The recycled output included 26,504 tonnes of praseodymium-neodymium oxide, with smaller volumes of gadolinium, terbium, dysprosium, and holmium. This downturn reflects the growing stress on China’s secondary rare earth supply chain, which is facing both input scarcity and market price volatility.
Magnet Manufacturing Trends Disrupt Scrap Flow
The primary cause of the decline was tightened availability of NdFeB magnet scrap, a result of technology upgrades among large magnet producers. These efficiency improvements have reduced offcuts and scrap generation. Simultaneously, traders have withheld material amid low spot prices, further tightening the scrap supply pipeline.
On the processing side, slim margins have forced some recycling facilities to scale back operations.
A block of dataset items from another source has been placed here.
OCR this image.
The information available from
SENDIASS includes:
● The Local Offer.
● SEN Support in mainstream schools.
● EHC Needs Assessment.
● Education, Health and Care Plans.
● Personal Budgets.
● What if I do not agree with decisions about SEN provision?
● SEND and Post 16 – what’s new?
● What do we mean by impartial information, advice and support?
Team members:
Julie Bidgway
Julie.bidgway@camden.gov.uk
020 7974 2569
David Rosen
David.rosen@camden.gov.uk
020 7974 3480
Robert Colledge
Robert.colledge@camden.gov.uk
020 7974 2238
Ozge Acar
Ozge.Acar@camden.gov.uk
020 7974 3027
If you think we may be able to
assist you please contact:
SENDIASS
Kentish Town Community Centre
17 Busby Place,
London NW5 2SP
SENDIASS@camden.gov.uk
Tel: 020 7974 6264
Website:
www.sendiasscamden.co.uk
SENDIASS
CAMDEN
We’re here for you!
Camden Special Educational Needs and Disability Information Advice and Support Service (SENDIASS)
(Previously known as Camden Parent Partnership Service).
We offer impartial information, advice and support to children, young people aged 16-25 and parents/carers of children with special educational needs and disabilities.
Firm scrap prices and falling REO selling prices have compressed profitability across the sector. In response, many magnet producers have internalized recycling, developing in-house systems to boost resource recovery and cost control.
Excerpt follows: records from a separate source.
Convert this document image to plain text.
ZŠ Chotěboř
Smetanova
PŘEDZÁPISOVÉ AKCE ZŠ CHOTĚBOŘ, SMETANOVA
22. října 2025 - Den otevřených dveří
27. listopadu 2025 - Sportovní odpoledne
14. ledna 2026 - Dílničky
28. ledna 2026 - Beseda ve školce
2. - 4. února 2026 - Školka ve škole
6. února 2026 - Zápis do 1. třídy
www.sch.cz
Jiangxi Province Leads Recycling Output, National Capacity Still Expanding
China operates about 40 rare earth recycling plants, with Jiangxi province contributing a commanding 64% of national output. Shandong and Jiangsu follow with 15% and 11%, respectively. Together, these three provinces account for more than 86% of China’s REO recycling capacity.
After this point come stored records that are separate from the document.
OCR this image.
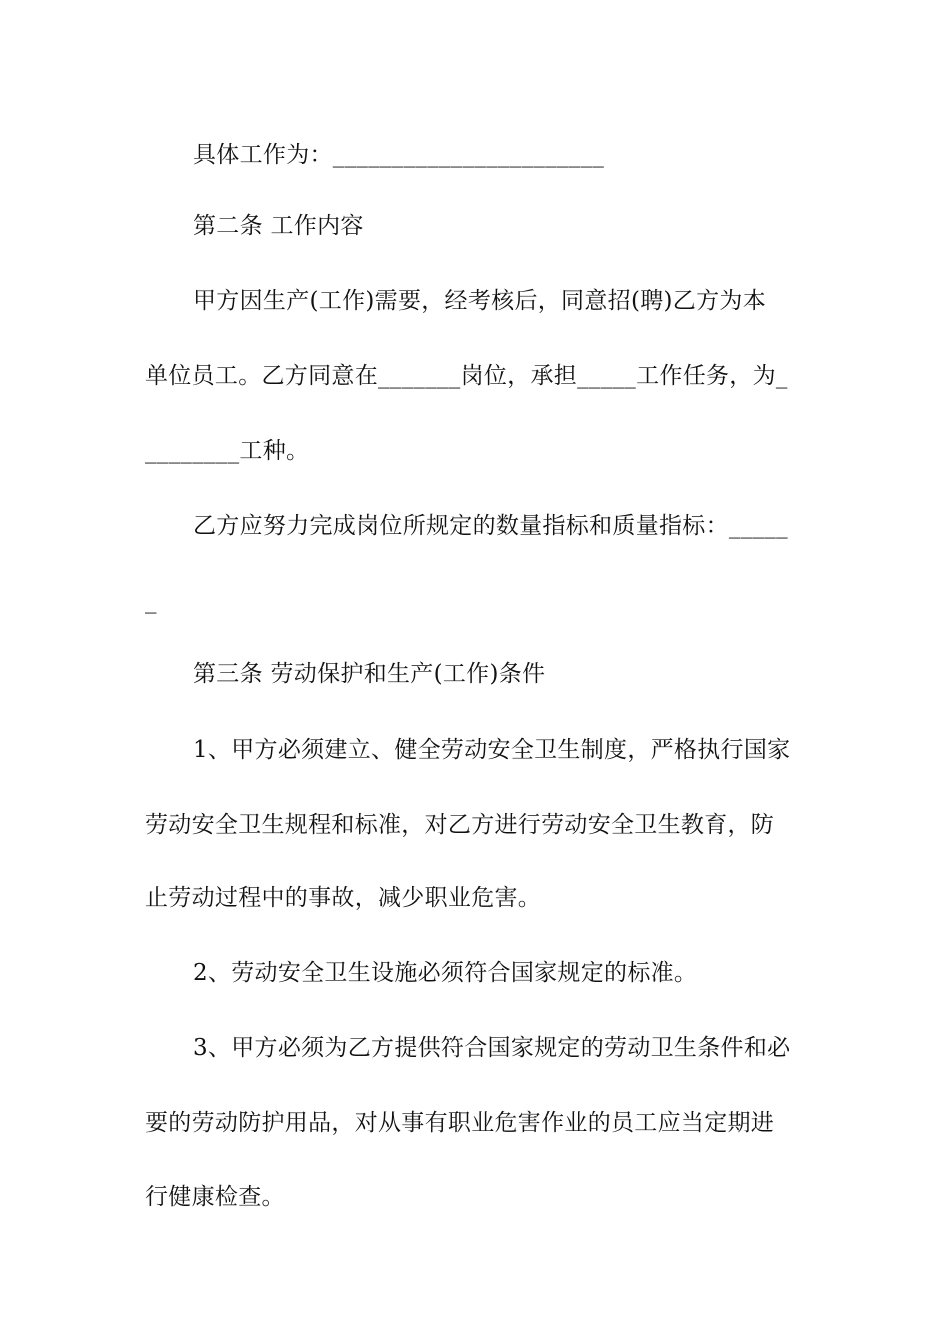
具体工作为：_______________________
第二条 工作内容
甲方因生产(工作)需要，经考核后，同意招(聘)乙方为本
单位员工。乙方同意在_______岗位，承担_____工作任务，为_
________工种。
乙方应努力完成岗位所规定的数量指标和质量指标：_____
_
第三条 劳动保护和生产(工作)条件
1、甲方必须建立、健全劳动安全卫生制度，严格执行国家
劳动安全卫生规程和标准，对乙方进行劳动安全卫生教育，防
止劳动过程中的事故，减少职业危害。
2、劳动安全卫生设施必须符合国家规定的标准。
3、甲方必须为乙方提供符合国家规定的劳动卫生条件和必
要的劳动防护用品，对从事有职业危害作业的员工应当定期进
行健康检查。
While 2024 saw a setback, China’s annual REO recycling capacity still surpassed 80,000 tonnes, and is projected to exceed 100,000 tonnes in 2025. Global REO production reached 454,000 tonnes in 2024, with China maintaining a 90% market share through a combination of domestic mining, recycling, and strategic imports.
ScrapInsight Editorial Commentary
This year’s dip in China’s REO recycling underscores the fragility of scrap-based supply chains under current economic and operational constraints. Yet, China’s long-term dominance remains intact due to its scale, infrastructure, and strategic focus. To avoid volatility, global consumers may increasingly seek geographic diversification and support circular innovations in rare earth recovery.